How to group two models together as one?

I trained two models separately, they have the same input data. In order to obtain the minimum processing delay, how to group the two models in the inference deployment? like this:
I try to use the code:

class ConcateNetwork(gluon.HybridBlock):
    def __init__(self, net1, net2):
        super(ConcateNetwork, self).__init__()
        self.net1 = net1
        self.net2 = net2
    def hybrid_forward(self, F, x):
        output_char1 = self.net1(x)
        output_char2 = self.net2(x)
        return output_char1, output_char2
net = ConcateNetwork(net1, net2)

However, tests have shown that this code still a method of executing two models in sequence. Is there any way to make these two models execute in parallel, just like a model?

I use ray distributed for this kind of task (parallel/distributed inference). You can declare a function (wrap your models in there) and assign specific resources (number of GPUs, number of cores etc).

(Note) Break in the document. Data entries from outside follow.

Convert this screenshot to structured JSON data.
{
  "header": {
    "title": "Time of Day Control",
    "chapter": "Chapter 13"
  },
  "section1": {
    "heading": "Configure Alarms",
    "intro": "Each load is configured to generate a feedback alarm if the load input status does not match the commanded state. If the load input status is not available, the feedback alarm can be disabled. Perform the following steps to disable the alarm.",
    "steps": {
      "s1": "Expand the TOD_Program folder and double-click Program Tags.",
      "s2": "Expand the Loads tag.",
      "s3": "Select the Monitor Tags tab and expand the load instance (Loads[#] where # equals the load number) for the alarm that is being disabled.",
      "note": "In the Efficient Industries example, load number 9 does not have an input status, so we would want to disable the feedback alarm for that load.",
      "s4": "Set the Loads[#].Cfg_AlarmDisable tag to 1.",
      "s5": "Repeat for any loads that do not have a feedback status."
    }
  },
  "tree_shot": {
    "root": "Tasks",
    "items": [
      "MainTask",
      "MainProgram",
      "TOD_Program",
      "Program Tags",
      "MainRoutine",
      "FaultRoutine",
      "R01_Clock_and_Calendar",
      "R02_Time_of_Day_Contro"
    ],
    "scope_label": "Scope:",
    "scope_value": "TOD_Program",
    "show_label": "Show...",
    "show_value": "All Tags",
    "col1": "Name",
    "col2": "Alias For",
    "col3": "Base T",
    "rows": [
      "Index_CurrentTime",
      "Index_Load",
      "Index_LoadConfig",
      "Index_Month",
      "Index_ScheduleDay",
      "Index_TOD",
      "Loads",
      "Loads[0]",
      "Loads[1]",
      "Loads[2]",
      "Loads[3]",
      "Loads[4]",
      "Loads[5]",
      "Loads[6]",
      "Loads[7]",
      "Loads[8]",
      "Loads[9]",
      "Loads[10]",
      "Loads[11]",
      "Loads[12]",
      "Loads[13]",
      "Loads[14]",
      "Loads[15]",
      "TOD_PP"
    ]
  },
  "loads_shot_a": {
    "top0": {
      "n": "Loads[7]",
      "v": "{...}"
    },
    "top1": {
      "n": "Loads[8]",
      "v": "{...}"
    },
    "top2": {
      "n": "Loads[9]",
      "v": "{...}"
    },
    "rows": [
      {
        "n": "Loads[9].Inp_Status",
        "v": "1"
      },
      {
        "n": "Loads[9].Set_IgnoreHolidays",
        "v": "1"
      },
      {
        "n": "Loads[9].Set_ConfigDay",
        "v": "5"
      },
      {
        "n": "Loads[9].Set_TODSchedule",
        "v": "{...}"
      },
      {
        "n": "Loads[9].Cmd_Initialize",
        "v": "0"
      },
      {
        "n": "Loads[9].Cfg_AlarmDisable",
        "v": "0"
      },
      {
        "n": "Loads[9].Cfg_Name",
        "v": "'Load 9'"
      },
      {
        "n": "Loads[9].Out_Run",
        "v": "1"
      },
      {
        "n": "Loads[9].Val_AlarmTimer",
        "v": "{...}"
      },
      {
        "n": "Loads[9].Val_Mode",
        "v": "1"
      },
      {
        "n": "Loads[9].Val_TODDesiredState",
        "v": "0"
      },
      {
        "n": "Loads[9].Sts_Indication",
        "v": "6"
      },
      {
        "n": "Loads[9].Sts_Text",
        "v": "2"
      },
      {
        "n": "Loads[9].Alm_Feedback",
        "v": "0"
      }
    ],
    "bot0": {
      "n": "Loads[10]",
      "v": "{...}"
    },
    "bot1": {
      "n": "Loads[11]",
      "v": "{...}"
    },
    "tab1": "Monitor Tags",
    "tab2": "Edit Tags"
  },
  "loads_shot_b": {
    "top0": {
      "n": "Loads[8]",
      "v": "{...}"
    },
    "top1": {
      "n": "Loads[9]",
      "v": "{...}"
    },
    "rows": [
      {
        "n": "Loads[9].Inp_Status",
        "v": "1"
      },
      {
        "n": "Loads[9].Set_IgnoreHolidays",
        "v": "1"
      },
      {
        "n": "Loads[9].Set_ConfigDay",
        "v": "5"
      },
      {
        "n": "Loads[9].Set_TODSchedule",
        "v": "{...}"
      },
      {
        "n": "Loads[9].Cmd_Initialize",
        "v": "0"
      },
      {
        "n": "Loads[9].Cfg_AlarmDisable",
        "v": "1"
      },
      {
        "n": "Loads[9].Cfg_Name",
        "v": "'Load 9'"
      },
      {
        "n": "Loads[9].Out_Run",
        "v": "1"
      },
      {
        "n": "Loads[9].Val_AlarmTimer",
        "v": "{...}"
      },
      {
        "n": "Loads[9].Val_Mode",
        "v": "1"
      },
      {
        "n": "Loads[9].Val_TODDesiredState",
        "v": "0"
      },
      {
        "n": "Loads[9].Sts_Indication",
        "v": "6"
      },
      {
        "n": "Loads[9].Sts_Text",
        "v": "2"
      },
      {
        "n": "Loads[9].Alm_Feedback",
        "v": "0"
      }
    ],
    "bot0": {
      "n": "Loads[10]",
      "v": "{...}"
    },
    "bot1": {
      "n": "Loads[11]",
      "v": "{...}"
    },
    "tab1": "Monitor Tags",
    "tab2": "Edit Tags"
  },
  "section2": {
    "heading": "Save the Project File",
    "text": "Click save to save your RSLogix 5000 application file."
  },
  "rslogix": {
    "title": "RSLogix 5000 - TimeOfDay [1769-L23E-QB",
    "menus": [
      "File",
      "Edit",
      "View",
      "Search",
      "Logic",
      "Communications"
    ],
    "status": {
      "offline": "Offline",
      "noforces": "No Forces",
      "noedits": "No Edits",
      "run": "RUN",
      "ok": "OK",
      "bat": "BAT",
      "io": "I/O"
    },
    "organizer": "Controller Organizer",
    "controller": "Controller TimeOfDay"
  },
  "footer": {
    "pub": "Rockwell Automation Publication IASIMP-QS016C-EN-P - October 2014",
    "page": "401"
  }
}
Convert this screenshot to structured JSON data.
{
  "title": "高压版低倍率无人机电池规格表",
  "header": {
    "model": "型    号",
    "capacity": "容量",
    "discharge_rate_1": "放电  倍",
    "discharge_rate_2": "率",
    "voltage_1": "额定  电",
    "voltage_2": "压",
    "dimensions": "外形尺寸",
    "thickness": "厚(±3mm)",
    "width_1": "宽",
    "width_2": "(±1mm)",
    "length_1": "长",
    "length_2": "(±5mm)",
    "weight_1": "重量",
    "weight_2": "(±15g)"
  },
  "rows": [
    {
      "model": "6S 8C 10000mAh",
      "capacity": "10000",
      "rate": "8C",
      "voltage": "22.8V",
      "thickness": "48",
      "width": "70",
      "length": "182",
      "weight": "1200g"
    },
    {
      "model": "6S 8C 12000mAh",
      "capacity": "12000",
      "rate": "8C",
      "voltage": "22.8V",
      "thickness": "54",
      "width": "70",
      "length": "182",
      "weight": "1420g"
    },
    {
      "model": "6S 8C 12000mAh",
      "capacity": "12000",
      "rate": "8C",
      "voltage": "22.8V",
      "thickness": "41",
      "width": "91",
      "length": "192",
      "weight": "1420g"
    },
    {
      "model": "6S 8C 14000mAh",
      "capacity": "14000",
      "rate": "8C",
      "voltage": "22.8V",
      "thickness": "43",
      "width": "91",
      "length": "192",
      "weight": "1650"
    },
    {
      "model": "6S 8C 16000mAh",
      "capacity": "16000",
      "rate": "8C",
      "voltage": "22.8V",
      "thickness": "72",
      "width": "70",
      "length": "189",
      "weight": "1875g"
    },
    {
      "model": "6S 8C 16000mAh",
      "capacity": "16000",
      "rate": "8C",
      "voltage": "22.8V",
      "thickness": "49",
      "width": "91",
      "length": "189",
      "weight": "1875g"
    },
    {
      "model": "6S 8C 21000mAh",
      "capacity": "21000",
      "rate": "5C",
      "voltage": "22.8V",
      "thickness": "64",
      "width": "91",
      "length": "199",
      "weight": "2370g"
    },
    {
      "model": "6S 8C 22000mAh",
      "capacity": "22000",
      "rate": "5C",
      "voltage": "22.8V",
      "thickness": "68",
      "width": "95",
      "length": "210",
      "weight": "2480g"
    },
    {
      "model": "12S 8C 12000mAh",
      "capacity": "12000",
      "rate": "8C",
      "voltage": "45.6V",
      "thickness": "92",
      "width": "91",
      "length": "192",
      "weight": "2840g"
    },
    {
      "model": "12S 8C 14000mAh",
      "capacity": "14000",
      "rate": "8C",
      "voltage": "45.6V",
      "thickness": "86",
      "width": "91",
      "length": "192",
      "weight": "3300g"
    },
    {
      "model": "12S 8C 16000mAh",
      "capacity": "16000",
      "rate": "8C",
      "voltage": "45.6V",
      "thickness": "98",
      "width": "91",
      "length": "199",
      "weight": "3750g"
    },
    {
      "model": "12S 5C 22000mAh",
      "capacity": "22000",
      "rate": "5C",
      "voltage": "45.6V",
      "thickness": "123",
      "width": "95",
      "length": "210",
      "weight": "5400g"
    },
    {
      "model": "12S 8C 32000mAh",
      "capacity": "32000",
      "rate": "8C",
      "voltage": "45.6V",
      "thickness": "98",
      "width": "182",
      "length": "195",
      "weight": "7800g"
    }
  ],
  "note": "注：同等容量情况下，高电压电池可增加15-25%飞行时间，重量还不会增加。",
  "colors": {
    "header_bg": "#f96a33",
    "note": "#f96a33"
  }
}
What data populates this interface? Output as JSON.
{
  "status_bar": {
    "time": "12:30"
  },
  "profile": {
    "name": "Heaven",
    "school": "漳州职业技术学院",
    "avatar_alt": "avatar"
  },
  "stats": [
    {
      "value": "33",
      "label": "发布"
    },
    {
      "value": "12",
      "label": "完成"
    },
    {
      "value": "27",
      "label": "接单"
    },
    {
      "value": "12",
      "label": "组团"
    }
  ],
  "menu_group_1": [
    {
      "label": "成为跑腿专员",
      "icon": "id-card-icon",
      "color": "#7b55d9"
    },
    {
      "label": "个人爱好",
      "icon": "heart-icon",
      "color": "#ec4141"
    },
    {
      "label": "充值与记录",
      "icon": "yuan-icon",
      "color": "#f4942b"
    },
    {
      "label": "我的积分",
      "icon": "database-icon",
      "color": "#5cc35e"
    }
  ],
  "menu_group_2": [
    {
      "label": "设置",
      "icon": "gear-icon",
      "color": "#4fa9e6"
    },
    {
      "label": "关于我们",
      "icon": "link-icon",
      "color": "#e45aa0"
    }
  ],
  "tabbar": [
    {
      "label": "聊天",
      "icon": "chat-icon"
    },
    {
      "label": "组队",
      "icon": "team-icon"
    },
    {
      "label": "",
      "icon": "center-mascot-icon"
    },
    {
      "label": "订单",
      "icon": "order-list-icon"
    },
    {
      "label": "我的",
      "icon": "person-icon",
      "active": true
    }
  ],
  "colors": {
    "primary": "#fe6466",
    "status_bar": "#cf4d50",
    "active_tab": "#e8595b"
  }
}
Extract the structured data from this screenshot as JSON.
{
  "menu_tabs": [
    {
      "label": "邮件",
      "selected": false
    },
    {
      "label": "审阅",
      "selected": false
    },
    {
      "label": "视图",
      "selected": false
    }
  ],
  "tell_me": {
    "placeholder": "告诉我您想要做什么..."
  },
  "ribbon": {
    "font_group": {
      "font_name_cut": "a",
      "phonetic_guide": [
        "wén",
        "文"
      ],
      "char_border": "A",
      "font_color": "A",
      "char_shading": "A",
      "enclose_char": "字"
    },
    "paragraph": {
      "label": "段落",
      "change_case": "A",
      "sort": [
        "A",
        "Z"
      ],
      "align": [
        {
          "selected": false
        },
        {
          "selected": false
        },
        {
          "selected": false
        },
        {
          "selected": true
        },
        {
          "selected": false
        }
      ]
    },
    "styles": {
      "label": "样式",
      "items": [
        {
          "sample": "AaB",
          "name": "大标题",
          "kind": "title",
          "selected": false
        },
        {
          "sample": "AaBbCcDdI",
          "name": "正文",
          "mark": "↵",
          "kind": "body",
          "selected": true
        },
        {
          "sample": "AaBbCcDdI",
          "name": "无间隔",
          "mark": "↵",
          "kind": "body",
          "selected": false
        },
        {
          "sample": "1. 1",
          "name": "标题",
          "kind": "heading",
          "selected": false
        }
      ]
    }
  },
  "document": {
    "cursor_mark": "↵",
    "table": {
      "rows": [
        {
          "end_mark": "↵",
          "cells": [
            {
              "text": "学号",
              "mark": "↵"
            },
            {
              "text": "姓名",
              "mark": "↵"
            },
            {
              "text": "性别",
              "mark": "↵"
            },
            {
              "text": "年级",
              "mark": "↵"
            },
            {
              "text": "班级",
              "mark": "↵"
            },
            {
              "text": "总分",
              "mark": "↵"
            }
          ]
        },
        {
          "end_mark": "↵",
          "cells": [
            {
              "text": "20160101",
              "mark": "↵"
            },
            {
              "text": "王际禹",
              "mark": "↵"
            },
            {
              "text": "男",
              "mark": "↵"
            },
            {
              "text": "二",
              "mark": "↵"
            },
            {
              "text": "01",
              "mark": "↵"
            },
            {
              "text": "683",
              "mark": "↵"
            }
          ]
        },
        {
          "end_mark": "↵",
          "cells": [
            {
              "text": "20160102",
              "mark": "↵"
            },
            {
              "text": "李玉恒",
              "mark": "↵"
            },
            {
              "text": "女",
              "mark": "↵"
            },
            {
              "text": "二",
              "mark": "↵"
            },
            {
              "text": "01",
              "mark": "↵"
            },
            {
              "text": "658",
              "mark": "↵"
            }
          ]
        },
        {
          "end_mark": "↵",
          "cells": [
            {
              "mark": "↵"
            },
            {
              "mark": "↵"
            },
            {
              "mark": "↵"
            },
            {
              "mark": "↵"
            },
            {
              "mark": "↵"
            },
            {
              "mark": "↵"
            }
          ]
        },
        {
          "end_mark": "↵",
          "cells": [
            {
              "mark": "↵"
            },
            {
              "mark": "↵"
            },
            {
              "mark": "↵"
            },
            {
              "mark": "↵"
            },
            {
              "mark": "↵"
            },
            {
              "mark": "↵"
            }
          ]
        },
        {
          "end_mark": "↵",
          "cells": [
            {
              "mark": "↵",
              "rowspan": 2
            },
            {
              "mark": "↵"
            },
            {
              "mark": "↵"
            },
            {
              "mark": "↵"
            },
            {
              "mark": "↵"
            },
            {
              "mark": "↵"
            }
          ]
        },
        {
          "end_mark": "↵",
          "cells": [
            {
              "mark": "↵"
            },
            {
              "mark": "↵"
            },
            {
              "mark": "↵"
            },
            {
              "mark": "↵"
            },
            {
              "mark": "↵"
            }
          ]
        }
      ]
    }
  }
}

@zzmig Any update on this?

I am also working on this issue: loading 2 models at once (with Module() class) and running forward pass in parallel on different devices with the same data batch, rather than running in sequence, for better performance with overlapping.

I did some searching but didn’t find any solution. This architecture should be common in knowledge distillation projects, but they all implement it in sequence. I plan to try Python’s multiprocessing.